My name is Melinda. I am 35 years old and I have been living with spasticity going on 15 years. I have had time in my life when the spasticity seemed unnoticeable to those around me and even to myself. I will go through a simple everyday activity like go down a flight of stairs. When I reached the bottom, I find myself realizing that this time I couldn’t recall having any problems – no spasticity. This usually lasts for just that moment. In my next move, reality hits back. My body becomes stiff as a board and I must wait for the moment to pass before I can continue on.

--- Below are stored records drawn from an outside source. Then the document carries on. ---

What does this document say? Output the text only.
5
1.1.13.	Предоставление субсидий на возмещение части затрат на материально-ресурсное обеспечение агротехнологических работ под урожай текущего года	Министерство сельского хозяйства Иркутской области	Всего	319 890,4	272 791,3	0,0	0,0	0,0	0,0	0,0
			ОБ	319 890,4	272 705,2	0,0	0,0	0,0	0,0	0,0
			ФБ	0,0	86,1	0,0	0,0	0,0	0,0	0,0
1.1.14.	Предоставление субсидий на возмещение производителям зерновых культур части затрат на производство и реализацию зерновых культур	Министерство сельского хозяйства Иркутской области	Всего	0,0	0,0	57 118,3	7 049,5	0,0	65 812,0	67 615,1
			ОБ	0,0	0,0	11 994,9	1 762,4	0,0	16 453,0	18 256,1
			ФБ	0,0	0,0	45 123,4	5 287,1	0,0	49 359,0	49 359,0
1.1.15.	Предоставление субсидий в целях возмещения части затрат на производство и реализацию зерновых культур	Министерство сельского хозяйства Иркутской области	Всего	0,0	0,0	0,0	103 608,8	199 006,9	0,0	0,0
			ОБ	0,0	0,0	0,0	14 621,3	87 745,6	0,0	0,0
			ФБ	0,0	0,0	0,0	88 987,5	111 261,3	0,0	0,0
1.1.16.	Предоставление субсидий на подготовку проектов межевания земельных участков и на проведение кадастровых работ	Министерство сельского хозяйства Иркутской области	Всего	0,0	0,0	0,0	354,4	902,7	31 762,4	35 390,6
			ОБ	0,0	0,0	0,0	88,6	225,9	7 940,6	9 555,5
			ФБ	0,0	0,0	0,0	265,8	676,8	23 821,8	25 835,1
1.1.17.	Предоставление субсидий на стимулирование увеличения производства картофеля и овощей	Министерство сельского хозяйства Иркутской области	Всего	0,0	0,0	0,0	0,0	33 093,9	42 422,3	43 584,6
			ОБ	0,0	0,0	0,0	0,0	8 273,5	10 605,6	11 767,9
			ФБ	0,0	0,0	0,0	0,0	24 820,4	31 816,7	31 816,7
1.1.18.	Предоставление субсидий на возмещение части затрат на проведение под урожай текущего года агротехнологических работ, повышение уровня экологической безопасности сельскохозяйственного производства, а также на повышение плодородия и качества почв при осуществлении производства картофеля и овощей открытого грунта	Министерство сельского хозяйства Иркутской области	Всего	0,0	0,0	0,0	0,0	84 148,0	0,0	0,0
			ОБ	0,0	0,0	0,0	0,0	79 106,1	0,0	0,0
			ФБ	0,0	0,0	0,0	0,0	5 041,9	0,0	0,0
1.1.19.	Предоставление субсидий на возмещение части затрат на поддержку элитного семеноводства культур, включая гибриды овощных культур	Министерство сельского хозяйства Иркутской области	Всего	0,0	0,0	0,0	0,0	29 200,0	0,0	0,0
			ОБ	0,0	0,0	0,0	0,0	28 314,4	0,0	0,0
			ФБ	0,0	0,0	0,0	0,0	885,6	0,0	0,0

Spasticity is and always will be a part of my life. That is where it ends, a part. To the best of my ability, I do not let it be the controller of my life. With the love and support of my great family and friends, I don’t let spasticity stop me from living my life to the fullest.
In 2004, my family and myself set out for South Dakota. I had set a goal of participating in the annual “Crazy Horse” walk. This is a 6 mile round trip walk through the woods, up a mountain, and onto Crazy Horses’ arm at an elevation of 6,488 feet. This would test me physically and mentally. I would put up a positive front, but deep down I was scared. Could I do it?
We arrived at 6:30 a.m. (walk started at 8 a.m.) so that I would have the full, allowed time. You had to be back at the start by 4 p.m. Sounds simple enough. Right? Not when you are living with spasticity. The entire time waiting in line, I kept asking myself “will my body be able to endure the physical pain and was I mentally ready?”
With my two brothers’ continuous encouragement, the three of us walked arm and arm taking small steps and several rest stops for the next 5 hours. It may have taken me 5 hours to walk 6 miles but I did it!!!!! I reached the top of the mountain. All I could do is stand at the edge, gaze out over the countryside. At that moment, I felt no pain, no lack of control, no worries only peace.
When I finally took that last step over the finish line, I was tired, sore, and in a lot of pain but I had a smile on my face. I had proved to myself that I did have the strength and courage to overcome my physical weaknesses and that I controlled my life!!
Thank you for allowing me to tell my story.